At the same time there was a kind of vagueness and ambiguity, and underdescription and underpresentation of method and detail. He didn't even name the IQ test used, no case histories, no information about the sex composition of the samples, or the times they were tested. So I was profoundly suspicious at once, and then started reading other Burt articles.
Finally, Arthur Jensen held (in 1980 at least) some surprisingly naive policy views on the use of intelligence testing:
The common practice of "streaming" schoolchildren into homogeneous IQ groups was convenient for teachers and administrators, Jensen adds, but his review of the relevant research indicated that this practice produced negative or at best ambiguous overall results for the children. Pupils in the fast streams occasionally fared slightly better on achievement tests than comparable children left in ordinary, "mixed" classes, but this gain was more than offset by unfavorable effects on children in the slower streams. Jensen concludes: "There is no compelling evidence that would justify ability grouping in the elementary grades. I believe that schools should aim to keep pupils of as wide a range of abilities as is feasible in regular classes."3 Grouping by ability or expertise is of course necessary in advanced subjects taught in high school and beyond, but here entrance can be determined by performance in prerequisite courses, achievement tests, or other concrete demonstrations of adequate preparation. IQ scores per se are once again beside the point.

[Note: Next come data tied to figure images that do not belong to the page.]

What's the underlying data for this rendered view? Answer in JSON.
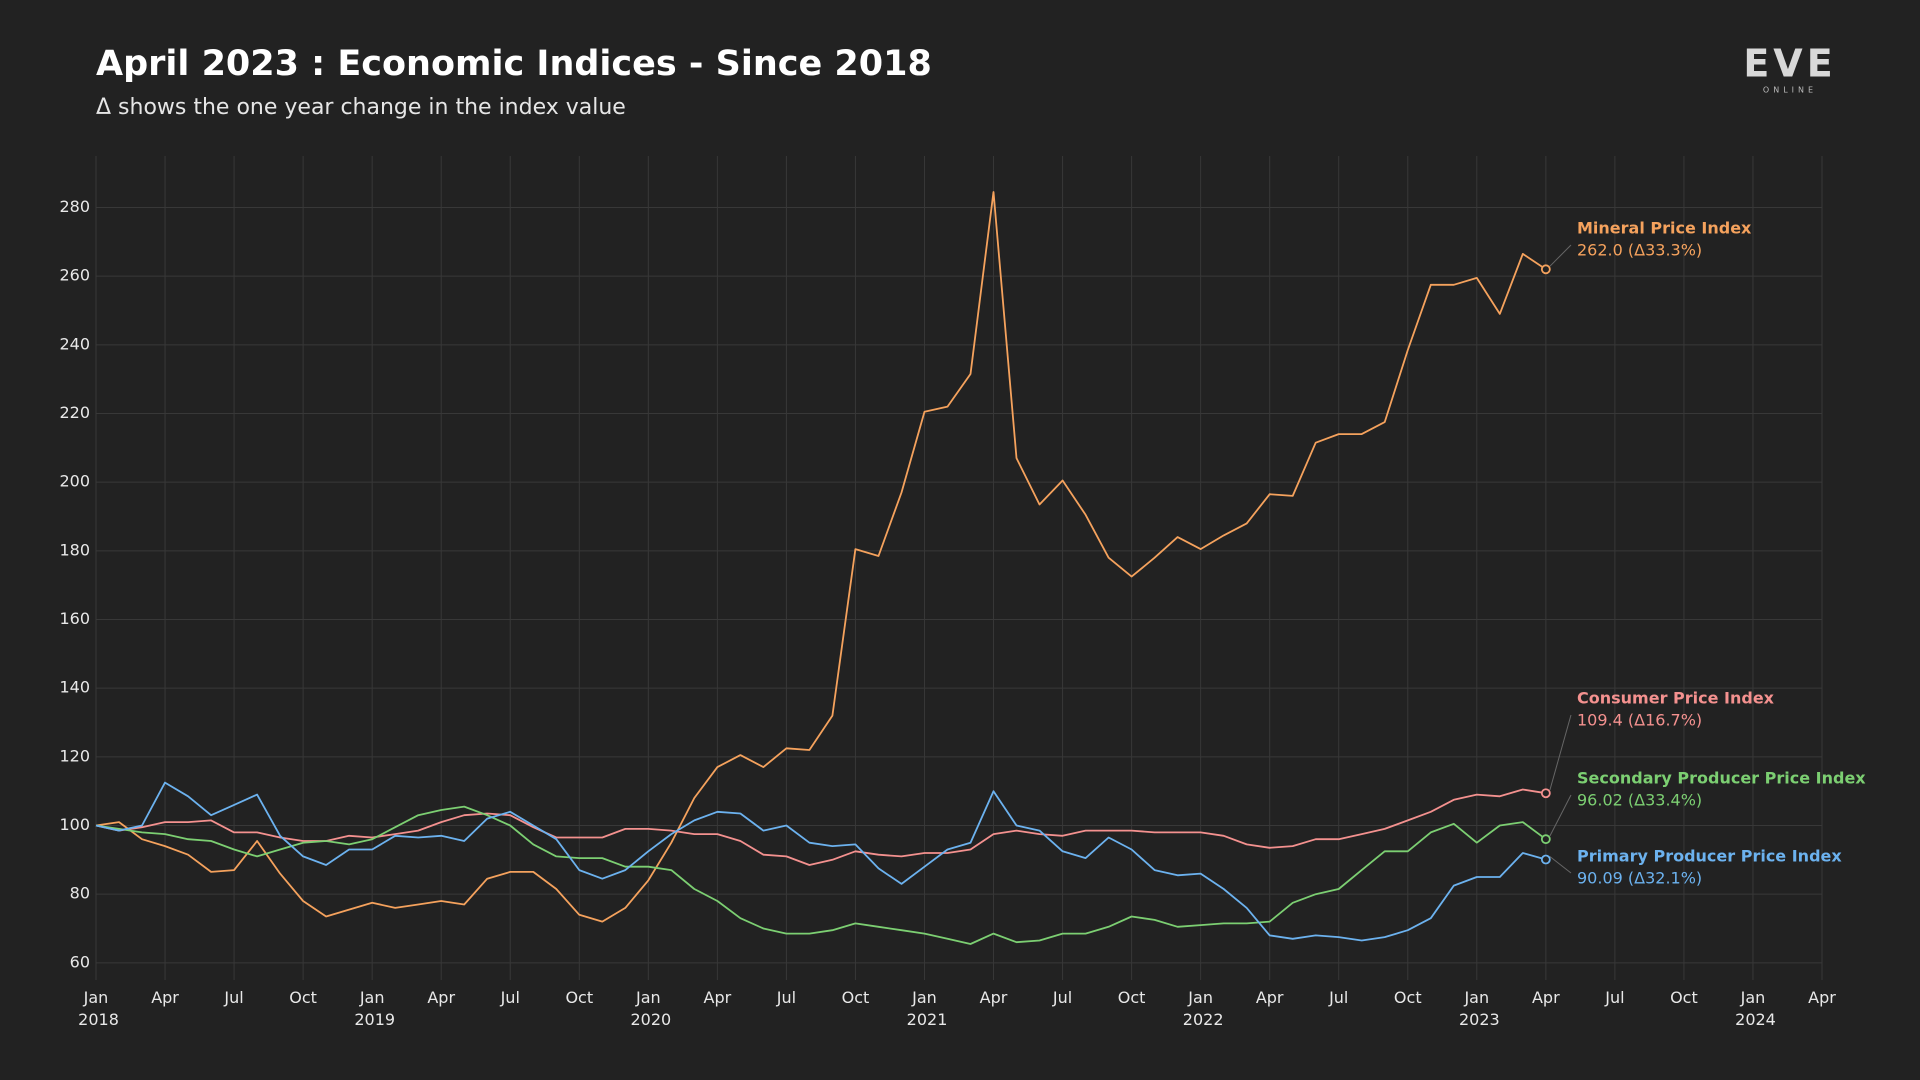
{
  "chart_data": {
    "type": "line",
    "title": "April 2023 : Economic Indices - Since 2018",
    "subtitle": "Δ shows the one year change in the index value",
    "logo": {
      "text": "EVE",
      "sub": "ONLINE"
    },
    "x": [
      "2018-01",
      "2018-02",
      "2018-03",
      "2018-04",
      "2018-05",
      "2018-06",
      "2018-07",
      "2018-08",
      "2018-09",
      "2018-10",
      "2018-11",
      "2018-12",
      "2019-01",
      "2019-02",
      "2019-03",
      "2019-04",
      "2019-05",
      "2019-06",
      "2019-07",
      "2019-08",
      "2019-09",
      "2019-10",
      "2019-11",
      "2019-12",
      "2020-01",
      "2020-02",
      "2020-03",
      "2020-04",
      "2020-05",
      "2020-06",
      "2020-07",
      "2020-08",
      "2020-09",
      "2020-10",
      "2020-11",
      "2020-12",
      "2021-01",
      "2021-02",
      "2021-03",
      "2021-04",
      "2021-05",
      "2021-06",
      "2021-07",
      "2021-08",
      "2021-09",
      "2021-10",
      "2021-11",
      "2021-12",
      "2022-01",
      "2022-02",
      "2022-03",
      "2022-04",
      "2022-05",
      "2022-06",
      "2022-07",
      "2022-08",
      "2022-09",
      "2022-10",
      "2022-11",
      "2022-12",
      "2023-01",
      "2023-02",
      "2023-03",
      "2023-04"
    ],
    "xlim": [
      "2018-01",
      "2024-04"
    ],
    "xticks": [
      {
        "value": "2018-01",
        "label": "Jan 2018"
      },
      {
        "value": "2018-04",
        "label": "Apr"
      },
      {
        "value": "2018-07",
        "label": "Jul"
      },
      {
        "value": "2018-10",
        "label": "Oct"
      },
      {
        "value": "2019-01",
        "label": "Jan 2019"
      },
      {
        "value": "2019-04",
        "label": "Apr"
      },
      {
        "value": "2019-07",
        "label": "Jul"
      },
      {
        "value": "2019-10",
        "label": "Oct"
      },
      {
        "value": "2020-01",
        "label": "Jan 2020"
      },
      {
        "value": "2020-04",
        "label": "Apr"
      },
      {
        "value": "2020-07",
        "label": "Jul"
      },
      {
        "value": "2020-10",
        "label": "Oct"
      },
      {
        "value": "2021-01",
        "label": "Jan 2021"
      },
      {
        "value": "2021-04",
        "label": "Apr"
      },
      {
        "value": "2021-07",
        "label": "Jul"
      },
      {
        "value": "2021-10",
        "label": "Oct"
      },
      {
        "value": "2022-01",
        "label": "Jan 2022"
      },
      {
        "value": "2022-04",
        "label": "Apr"
      },
      {
        "value": "2022-07",
        "label": "Jul"
      },
      {
        "value": "2022-10",
        "label": "Oct"
      },
      {
        "value": "2023-01",
        "label": "Jan 2023"
      },
      {
        "value": "2023-04",
        "label": "Apr"
      },
      {
        "value": "2023-07",
        "label": "Jul"
      },
      {
        "value": "2023-10",
        "label": "Oct"
      },
      {
        "value": "2024-01",
        "label": "Jan 2024"
      },
      {
        "value": "2024-04",
        "label": "Apr"
      }
    ],
    "ylim": [
      55,
      295
    ],
    "yticks": [
      60,
      80,
      100,
      120,
      140,
      160,
      180,
      200,
      220,
      240,
      260,
      280
    ],
    "grid": true,
    "series": [
      {
        "name": "Mineral Price Index",
        "color": "#f5a25d",
        "end_label": "262.0 (Δ33.3%)",
        "values": [
          100,
          101,
          96,
          94,
          91.5,
          86.5,
          87,
          95.5,
          86,
          78,
          73.5,
          75.5,
          77.5,
          76,
          77,
          78,
          77,
          84.5,
          86.5,
          86.5,
          81.5,
          74,
          72,
          76,
          84,
          95,
          108,
          117,
          120.5,
          117,
          122.5,
          122,
          132,
          180.5,
          178.5,
          197,
          220.5,
          222,
          231.5,
          284.5,
          207,
          193.5,
          200.5,
          190.5,
          178,
          172.5,
          178,
          184,
          180.5,
          184.5,
          188,
          196.5,
          196,
          211.5,
          214,
          214,
          217.5,
          238.5,
          257.5,
          257.5,
          259.5,
          249,
          266.5,
          262
        ]
      },
      {
        "name": "Consumer Price Index",
        "color": "#f4918f",
        "end_label": "109.4 (Δ16.7%)",
        "values": [
          100,
          98.5,
          99.5,
          101,
          101,
          101.5,
          98,
          98,
          96.5,
          95.5,
          95.5,
          97,
          96.5,
          97.5,
          98.5,
          101,
          103,
          103.5,
          103,
          99.5,
          96.5,
          96.5,
          96.5,
          99,
          99,
          98.5,
          97.5,
          97.5,
          95.5,
          91.5,
          91,
          88.5,
          90,
          92.5,
          91.5,
          91,
          92,
          92,
          93,
          97.5,
          98.5,
          97.5,
          97,
          98.5,
          98.5,
          98.5,
          98,
          98,
          98,
          97,
          94.5,
          93.5,
          94,
          96,
          96,
          97.5,
          99,
          101.5,
          104,
          107.5,
          109,
          108.5,
          110.5,
          109.4
        ]
      },
      {
        "name": "Secondary Producer Price Index",
        "color": "#7ccf72",
        "end_label": "96.02 (Δ33.4%)",
        "values": [
          100,
          99,
          98,
          97.5,
          96,
          95.5,
          93,
          91,
          93,
          95,
          95.5,
          94.5,
          96,
          99.5,
          103,
          104.5,
          105.5,
          103,
          100,
          94.5,
          91,
          90.5,
          90.5,
          88,
          88,
          87,
          81.5,
          78,
          73,
          70,
          68.5,
          68.5,
          69.5,
          71.5,
          70.5,
          69.5,
          68.5,
          67,
          65.5,
          68.5,
          66,
          66.5,
          68.5,
          68.5,
          70.5,
          73.5,
          72.5,
          70.5,
          71,
          71.5,
          71.5,
          72,
          77.5,
          80,
          81.5,
          87,
          92.5,
          92.5,
          98,
          100.5,
          95,
          100,
          101,
          96.02
        ]
      },
      {
        "name": "Primary Producer Price Index",
        "color": "#6cb2ef",
        "end_label": "90.09 (Δ32.1%)",
        "values": [
          100,
          98.5,
          100,
          112.5,
          108.5,
          103,
          106,
          109,
          97,
          91,
          88.5,
          93,
          93,
          97,
          96.5,
          97,
          95.5,
          102,
          104,
          100,
          96,
          87,
          84.5,
          87,
          92.5,
          97.5,
          101.5,
          104,
          103.5,
          98.5,
          100,
          95,
          94,
          94.5,
          87.5,
          83,
          88,
          93,
          95,
          110,
          100,
          98.5,
          92.5,
          90.5,
          96.5,
          93,
          87,
          85.5,
          86,
          81.5,
          76,
          68,
          67,
          68,
          67.5,
          66.5,
          67.5,
          69.5,
          73,
          82.5,
          85,
          85,
          92,
          90.09
        ]
      }
    ]
  }
}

The same basic points hold true for choosing job applicants. Jensen now urges that IQ tests be used cautiously, and only when there is a high demonstrated correlation between IQ and the post-training performance on the job in question. The list of such jobs is smaller than might be expected, because while IQ frequently correlates with quickness to learn, or with performance during a training period, it often bears little relationship at all to how well the job is performed after training. For occupations which require substantial prior academic training, performance in that training itself will be a more valid predictor than IQ.4
Since the book was published in 1985, it doesn't include any of the later people, so that's why there's no Richard Lynn, no Phil Rushton, no S. J. Gould etc. For those interested in a slightly later history, there's Defenders of the Truth: The Sociobiology Debate (2000) by Ullica Segerstråle, which has a broader scope since it covers those interested in 'sociobiology' which is about the same thing as evolutionary psychology and behavioral genetics. As far as I know, no one has written a detailed history book since then. There are a bunch of dumbed down woke histories, but these are generally of little interest (look up the books by Angela Saini, Adam Rutherford, Gavin Evans, and so on).
Emil, thank you for reviewing the history of intelligence studies. Very interesting to see the evolution of thought over the decades.
Really interesting. I learned a lot from this - which was not hard since I knew so little before reading it.